After graduation from high school, Davis worked a series of odd jobs before enlisting in the United States Navy. Davis was unhappy in the Navy, and afterwards he moved to Los Angeles to pursue a career in acting.

Davis was cast as the third major actor on lonelygirl15 in November 2006. His character Jonas was described as the rich alpha-dog contrast to the penniless beta-dog Daniel, played by Yousef Abu-Taleb. In addition to his work on lonelygirl15, Davis, a member of Playhouse West, has appeared in an episode of CSI: NY, and played a prominent role as a drug dealer in an episode of CSI that originally aired on April 1, 2010. He has appeared in numerous independent features including his starring role in Strange Angel, and over 15 independent shorts, including Latter Day Fake.

Davis appeared in a Raul Midon music video, "Pick Somebody Up," in 2007. In September 2008, he spent a week hosting at the ACME Comedy Theatre. The following summer, he appeared in a series of web videos parodying celebrity Proposition 8 videos.

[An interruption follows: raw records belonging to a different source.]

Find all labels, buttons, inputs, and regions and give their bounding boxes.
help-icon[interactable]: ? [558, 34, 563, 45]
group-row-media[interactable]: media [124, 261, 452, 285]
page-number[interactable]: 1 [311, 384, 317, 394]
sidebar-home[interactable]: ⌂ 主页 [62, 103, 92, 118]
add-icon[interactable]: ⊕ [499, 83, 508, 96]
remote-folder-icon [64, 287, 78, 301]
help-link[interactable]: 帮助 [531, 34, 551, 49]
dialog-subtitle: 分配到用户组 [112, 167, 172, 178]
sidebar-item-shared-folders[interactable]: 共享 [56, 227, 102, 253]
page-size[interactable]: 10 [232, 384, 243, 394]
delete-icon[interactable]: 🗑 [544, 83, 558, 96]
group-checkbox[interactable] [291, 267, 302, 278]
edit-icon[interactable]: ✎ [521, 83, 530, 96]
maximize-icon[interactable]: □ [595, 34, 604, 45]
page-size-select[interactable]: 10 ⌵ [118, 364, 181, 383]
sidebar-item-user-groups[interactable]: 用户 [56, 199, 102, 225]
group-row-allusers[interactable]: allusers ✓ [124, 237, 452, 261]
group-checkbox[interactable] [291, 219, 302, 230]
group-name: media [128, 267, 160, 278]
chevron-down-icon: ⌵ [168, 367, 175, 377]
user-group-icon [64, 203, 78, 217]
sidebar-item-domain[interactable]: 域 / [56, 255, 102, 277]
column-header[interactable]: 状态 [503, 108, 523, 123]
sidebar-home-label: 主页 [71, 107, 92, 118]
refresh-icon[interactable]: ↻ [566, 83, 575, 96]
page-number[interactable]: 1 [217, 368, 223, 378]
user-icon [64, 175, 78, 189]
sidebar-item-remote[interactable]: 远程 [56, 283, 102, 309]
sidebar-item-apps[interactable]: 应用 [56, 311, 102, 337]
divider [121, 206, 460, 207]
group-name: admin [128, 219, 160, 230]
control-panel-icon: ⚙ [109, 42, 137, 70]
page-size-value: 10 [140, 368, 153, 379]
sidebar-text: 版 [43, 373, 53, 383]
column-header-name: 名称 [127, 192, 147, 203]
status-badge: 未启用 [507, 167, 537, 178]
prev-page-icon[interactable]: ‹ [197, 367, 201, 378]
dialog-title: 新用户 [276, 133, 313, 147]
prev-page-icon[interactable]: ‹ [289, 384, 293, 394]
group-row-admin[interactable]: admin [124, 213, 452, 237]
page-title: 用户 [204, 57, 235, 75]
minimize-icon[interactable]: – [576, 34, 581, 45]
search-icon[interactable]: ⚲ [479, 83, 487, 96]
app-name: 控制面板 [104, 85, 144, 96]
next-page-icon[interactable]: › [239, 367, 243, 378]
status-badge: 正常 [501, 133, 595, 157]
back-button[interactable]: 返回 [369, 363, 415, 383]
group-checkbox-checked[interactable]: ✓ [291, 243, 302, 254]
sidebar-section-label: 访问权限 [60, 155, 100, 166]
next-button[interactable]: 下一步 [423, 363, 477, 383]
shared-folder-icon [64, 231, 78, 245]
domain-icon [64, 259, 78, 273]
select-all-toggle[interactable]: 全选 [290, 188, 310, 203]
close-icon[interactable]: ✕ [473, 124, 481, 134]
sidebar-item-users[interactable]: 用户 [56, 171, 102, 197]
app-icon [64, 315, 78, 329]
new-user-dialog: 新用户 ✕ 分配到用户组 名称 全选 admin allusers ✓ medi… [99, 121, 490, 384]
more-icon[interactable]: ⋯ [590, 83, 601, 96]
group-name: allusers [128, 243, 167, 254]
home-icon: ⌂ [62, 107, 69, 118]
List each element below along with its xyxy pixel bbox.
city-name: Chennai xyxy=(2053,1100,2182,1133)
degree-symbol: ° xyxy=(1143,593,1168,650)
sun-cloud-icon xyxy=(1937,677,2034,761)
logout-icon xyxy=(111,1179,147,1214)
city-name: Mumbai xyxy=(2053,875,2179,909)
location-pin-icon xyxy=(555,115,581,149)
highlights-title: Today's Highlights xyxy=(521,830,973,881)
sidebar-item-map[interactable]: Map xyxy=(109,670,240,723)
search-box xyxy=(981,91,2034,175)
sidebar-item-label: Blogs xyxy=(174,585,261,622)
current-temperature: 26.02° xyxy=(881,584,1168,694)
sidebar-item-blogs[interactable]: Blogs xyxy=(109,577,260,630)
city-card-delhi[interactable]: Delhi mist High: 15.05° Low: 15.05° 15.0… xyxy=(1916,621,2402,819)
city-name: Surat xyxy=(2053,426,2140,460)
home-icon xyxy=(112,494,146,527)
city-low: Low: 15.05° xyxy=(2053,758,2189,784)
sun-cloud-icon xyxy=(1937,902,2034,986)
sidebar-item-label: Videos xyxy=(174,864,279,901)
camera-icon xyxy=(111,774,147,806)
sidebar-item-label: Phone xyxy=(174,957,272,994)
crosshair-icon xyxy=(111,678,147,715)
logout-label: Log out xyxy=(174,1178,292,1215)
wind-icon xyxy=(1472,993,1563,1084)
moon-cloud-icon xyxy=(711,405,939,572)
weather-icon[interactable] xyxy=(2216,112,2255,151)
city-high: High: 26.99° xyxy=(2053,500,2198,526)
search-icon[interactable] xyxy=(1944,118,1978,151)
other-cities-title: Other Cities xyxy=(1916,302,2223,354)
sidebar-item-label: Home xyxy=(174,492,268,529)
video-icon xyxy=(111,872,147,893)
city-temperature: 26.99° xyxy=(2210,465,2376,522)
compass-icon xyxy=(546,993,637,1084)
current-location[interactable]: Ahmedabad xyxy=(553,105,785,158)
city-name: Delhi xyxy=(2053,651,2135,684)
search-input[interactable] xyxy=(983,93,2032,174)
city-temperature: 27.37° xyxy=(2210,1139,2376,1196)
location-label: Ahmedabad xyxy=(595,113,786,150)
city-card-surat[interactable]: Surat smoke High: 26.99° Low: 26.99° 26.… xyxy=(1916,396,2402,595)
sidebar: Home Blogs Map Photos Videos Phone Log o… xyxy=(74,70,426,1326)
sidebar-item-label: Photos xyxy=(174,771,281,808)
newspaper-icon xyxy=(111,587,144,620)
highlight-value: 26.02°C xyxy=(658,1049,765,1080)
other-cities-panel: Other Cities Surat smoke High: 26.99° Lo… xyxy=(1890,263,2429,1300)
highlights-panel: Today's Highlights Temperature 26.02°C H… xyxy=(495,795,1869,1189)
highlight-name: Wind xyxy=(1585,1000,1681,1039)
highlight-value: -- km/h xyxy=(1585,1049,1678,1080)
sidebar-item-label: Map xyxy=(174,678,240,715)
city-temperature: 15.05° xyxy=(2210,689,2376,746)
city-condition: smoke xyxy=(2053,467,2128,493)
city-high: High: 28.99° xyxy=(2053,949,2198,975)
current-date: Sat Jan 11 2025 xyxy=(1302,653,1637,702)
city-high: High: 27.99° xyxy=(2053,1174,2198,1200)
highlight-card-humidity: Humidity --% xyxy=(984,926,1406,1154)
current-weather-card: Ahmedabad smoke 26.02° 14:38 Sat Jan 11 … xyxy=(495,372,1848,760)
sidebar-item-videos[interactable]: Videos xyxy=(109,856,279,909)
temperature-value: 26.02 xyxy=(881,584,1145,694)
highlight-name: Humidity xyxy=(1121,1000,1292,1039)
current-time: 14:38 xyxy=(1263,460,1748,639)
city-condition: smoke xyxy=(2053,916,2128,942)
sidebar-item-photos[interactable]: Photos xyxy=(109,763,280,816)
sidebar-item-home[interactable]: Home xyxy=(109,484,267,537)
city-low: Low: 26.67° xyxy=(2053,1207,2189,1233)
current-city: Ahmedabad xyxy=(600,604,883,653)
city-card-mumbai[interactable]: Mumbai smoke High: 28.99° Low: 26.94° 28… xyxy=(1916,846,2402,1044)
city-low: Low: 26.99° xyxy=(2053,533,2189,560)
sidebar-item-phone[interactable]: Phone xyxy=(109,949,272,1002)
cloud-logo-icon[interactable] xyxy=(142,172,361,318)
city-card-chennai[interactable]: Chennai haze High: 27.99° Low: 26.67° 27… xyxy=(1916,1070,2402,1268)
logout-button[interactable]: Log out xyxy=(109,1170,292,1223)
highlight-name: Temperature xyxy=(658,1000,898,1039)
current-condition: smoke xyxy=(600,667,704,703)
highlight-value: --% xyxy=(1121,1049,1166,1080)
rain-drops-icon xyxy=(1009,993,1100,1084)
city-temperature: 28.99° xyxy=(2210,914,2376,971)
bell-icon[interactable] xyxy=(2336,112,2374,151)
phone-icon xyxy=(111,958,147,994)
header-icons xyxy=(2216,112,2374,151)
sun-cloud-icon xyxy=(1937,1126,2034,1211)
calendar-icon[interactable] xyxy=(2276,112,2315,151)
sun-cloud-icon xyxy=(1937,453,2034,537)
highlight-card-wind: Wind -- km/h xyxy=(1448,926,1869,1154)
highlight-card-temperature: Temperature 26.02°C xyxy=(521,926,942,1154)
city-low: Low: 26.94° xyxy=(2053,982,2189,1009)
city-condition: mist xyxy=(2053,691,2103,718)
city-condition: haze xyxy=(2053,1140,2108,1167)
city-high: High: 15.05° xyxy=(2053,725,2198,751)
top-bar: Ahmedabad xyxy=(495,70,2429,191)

Davis has also played the role of Donovan in the 2016 film The Wrong Car.

Davis also appeared in a Bud Light television advertisement.

In 2016, Davis starred in the feature film Deserted opposite Mischa Barton, as her brother Robin. The film is a psychological thriller about a group of friends on a road trip to a music festival in "Death Valley - which results in getting them hopelessly lost in the most stunning, but unforgiving topographical terrain on the planet". Davis teamed up with Barton again for the upcoming horror film, The Basement.

In the summer of 2020, Davis starred in Before the Fire, a pandemic thriller that garnered wide attention due to its similarity to the ongoing COVID-19 health crisis.